The combined result of these factors is a change in the way that consumers think about ownership
With so much at stake, financially and environmentally, it’s no surprise that consumers are reluctant to commit to and own a single product. But when people spend money on a loaned product, their expectations on experience increase.
For some sectors, this is nothing new; hotels, AirBnB and car rental services have been operating in this sphere for a long time.
So, what do brands hoping to enter this space need to do to be successful?
Firstly, they’ll need to adjust their offering
Just as John Lewis has collaborated with Hurr to create a seamless drop-off, collection and dry-cleaning service, brands wanting to capitalise here should utilise partnerships as a way of extending their offering outside of the product itself. For a furniture brand, for example, this might mean including an annual sofa-clean via a professional cleaning service within the rental price.
Secondly, brands will need to ensure they are balancing friction with value
Whilst some friction may be expected from users renting a product, such as paying a deposit and completing multiple documentations for a car rental, too much friction can create a negative user experience. If a rental car is provided in an unclean state, consumers will likely feel that the experience value does not match the cost of service. Similarly, if a rented car breaks down but a recovery service is engaged and a replacement vehicle is provided quickly, with no extra charge, the user experience will still be a positive one.
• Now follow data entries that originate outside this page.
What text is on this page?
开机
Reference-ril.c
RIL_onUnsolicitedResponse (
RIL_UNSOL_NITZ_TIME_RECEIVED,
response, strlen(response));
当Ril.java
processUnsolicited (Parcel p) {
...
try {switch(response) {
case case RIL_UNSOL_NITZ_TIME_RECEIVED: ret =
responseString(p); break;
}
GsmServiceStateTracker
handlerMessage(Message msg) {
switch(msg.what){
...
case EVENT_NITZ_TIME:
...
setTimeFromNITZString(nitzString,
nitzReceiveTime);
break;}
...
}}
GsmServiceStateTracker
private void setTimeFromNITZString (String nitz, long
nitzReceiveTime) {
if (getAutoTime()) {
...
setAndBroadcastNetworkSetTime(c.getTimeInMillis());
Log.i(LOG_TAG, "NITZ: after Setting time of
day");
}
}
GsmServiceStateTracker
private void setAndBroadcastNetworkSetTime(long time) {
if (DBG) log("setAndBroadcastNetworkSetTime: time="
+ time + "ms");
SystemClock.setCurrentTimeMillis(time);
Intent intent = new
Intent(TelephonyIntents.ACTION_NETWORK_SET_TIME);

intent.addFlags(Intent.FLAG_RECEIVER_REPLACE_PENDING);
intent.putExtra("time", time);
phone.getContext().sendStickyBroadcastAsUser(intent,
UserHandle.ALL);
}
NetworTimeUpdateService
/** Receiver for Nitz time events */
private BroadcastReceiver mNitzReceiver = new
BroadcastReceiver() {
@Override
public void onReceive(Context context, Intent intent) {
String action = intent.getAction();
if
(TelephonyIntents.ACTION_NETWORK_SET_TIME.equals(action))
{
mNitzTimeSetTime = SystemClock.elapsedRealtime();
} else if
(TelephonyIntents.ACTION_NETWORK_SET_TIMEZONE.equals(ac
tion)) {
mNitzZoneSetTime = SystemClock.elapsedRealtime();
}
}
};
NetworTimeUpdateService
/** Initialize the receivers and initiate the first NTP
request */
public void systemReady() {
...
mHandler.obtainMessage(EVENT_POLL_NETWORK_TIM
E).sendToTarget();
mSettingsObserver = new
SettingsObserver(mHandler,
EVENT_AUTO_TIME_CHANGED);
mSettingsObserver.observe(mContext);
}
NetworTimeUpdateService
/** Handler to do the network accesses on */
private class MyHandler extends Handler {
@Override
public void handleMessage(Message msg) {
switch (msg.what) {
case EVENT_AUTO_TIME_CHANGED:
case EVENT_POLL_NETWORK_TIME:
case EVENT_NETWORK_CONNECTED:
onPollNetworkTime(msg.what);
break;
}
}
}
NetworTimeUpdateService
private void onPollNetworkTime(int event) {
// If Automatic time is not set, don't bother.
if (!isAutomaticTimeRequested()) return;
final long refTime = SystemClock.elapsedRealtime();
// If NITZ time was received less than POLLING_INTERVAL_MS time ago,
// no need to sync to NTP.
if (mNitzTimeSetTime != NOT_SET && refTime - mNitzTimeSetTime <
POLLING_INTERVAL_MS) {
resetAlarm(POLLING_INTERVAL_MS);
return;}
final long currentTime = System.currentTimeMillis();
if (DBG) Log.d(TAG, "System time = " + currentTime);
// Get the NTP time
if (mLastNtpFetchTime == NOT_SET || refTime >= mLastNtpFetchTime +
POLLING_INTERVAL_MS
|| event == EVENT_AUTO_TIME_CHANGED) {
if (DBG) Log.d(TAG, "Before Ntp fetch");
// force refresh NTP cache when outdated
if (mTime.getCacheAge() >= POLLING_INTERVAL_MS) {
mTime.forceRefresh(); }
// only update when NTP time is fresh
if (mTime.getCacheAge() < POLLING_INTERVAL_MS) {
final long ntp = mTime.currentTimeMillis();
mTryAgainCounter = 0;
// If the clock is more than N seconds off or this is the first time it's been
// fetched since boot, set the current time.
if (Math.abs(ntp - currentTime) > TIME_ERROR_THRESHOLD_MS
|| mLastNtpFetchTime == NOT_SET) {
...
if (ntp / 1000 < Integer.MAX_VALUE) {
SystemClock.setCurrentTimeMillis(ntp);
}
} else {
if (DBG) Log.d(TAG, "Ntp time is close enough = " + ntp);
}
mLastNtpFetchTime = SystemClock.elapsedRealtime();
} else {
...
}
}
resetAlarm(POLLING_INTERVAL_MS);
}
Thirdly, the traditional e-commerce sales model will need to be reviewed
Most brand websites enable basic transaction activity; purchasing, order tracking and returning, but experience transactions are far more complex. Retailers in this space would do well to expand their site capabilities to include features such as return reminders, or quick links to services from partner brands such as cleaners or couriers. Going further, brands might look to provide different experience levels, with higher costs unlocking premium services.
Perhaps the biggest challenge that brands will need to address though, is that of communication. The traditional purchase model is one that buyers are familiar with, but for consumers to comfortably enter into an experience-based transaction, they need to be clear about what they’re paying for. More than ever, trust will need to be created between brand and consumer.
Ultimately, this behavioural shift is a huge opportunity, but one that brands will need to approach strategically in order to succeed.